Rittenhouse’s attorney, Mark Richards, placed slips of paper into a raffle drum with the number of each of the 18 jurors who sat through the two-week trial in Kenosha, Wisconsin.

Rittenhouse then selected six pieces of paper from the drum, who the court dismissed: 11, 58, 14, 9 and 52. The jurors won’t be a part of the final 12 who are deliberating the case, but remain in the courthouse until the jury returns with a verdict.

Rittenhouse, 18, faces life in prison if convicted as charged for using an AR-style semi-automatic rifle to shoot and kill Joseph Rosenbaum, 36, and Anthony Huber, 26, and wounding Gaige Grosskreutz, now 28.

Rittenhouse testified he acted in self-defense after coming under attack. He said that Rosenbaum chased him down and made him grab for his rifle. Huber was seen on video hitting Rittenhouse with a skateboard before being gunned down. And Grosskreutz admitted he had his own gun pointed at Rittenhouse when he was shot.

Prosecutor Thomas Binger argued he was “looking for trouble that night” and he repeatedly showed the jury drone video that he said depicted Rittenhouse pointing the AR-style weapon at demonstrators.

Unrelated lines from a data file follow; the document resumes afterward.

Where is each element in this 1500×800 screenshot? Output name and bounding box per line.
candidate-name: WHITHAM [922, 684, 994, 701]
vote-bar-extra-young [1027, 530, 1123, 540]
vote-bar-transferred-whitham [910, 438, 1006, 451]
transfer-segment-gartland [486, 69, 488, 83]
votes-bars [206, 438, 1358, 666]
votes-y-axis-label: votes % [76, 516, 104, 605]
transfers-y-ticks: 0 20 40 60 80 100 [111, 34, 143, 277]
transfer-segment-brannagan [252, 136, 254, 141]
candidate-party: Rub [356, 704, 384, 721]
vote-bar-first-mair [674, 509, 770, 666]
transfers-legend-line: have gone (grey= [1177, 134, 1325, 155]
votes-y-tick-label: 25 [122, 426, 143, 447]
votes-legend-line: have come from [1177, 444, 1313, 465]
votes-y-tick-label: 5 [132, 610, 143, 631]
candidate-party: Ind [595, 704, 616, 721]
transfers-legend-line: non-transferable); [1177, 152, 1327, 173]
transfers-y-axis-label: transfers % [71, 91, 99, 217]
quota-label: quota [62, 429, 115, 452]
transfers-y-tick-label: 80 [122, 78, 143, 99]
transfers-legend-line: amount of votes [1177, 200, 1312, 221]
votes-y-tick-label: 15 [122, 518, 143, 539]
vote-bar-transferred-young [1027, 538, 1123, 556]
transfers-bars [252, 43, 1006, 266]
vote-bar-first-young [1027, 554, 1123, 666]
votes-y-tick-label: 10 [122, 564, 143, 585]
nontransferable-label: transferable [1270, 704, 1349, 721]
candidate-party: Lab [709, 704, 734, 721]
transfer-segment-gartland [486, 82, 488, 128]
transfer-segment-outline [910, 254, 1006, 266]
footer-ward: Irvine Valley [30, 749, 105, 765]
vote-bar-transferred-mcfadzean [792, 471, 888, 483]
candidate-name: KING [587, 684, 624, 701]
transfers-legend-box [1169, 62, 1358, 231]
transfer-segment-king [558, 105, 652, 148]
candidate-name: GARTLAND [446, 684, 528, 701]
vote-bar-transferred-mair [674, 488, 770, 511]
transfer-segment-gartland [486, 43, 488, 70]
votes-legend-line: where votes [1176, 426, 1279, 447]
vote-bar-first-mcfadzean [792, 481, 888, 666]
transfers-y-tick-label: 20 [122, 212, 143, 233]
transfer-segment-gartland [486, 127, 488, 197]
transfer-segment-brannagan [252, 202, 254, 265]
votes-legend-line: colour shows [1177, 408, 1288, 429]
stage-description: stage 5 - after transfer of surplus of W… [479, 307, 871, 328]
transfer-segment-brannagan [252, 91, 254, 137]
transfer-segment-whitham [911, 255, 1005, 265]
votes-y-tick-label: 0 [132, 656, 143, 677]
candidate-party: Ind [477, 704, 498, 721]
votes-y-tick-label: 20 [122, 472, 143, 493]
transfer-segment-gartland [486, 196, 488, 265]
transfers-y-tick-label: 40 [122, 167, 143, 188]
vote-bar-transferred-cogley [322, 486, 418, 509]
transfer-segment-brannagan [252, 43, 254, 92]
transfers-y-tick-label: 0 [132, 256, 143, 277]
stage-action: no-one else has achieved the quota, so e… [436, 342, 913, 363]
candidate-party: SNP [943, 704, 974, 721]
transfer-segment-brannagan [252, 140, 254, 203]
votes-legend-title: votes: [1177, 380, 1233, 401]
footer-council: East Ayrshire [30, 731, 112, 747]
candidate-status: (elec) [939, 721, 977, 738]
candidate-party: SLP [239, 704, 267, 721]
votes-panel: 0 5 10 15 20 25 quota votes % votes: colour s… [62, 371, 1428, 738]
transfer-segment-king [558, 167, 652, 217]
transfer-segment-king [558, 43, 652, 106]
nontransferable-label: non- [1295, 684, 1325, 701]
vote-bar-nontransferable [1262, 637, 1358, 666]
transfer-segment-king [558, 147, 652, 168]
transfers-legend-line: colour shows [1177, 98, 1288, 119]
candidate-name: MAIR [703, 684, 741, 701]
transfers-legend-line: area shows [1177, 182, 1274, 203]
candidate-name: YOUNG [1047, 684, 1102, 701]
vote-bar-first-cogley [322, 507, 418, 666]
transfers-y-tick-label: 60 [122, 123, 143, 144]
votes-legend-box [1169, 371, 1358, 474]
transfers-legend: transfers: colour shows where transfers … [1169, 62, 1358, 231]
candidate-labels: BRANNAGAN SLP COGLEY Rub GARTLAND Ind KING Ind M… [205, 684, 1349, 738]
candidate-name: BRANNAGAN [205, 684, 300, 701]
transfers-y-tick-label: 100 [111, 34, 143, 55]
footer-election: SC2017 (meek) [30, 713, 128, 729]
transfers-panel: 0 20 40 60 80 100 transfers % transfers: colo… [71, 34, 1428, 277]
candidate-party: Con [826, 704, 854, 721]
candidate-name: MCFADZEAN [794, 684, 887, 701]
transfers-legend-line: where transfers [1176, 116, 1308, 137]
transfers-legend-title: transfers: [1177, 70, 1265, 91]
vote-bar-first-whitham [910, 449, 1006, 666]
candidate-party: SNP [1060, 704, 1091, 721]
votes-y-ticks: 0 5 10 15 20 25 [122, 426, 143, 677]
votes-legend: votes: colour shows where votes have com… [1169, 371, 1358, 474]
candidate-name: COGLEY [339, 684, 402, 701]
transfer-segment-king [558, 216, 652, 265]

With jury deliberation ongoing Governor Tony Evers said that 500 National Guard members would stand ready for duty in Kenosha if needed.

For more reporting from the Associated Press, see below:

Kyle Rittenhouse pulls numbers of jurors out of a tumbler during his trail at the Kenosha County Courthouse in Kenosha, Wisconsin, on November 16. The jurors selected through this process will not participate in deliberations.
Sean Krajacic/The Kenosha News/Pool/AP Photo

In his instructions to the jury, Judge Schroder said that to accept Rittenhouse’s claim of self-defense, the jurors must find that he believed there was an unlawful threat to him and that the amount of force he used was reasonable and necessary.

The resulting jury appeared to be overwhelmingly white.

Rittenhouse, then 17, had gone to Kenosha from his home in Antioch, Illinois, in what he said was an effort to protect property from rioters in the days after a Black man, Jacob Blake, was shot by a white Kenosha police officer.

“This is the provocation. This is what starts this incident,” the prosecutor declared. He added: “You lose the right to self-defense when you’re the one who brought the gun, when you are the one creating the danger, when you’re the one provoking other people.”

Rittenhouse lawyer Richards said Rittenhouse was ambushed by a “crazy person” he feared would wrest away his gun and use it to kill him.

Kyle Rittenhouse, Assistant District Attorney Thomas Binger
Assistant District Attorney Thomas Binger holds Kyle Rittenhouse’s gun as he gives the state’s closing argument in Kyle Rittenhouse’s trial at the Kenosha County Courthouse in Kenosha, Wisconsin, on November 15. Rittenhouse is accused of killing two people and wounding a third during a protest over police brutality in Kenosha, last year.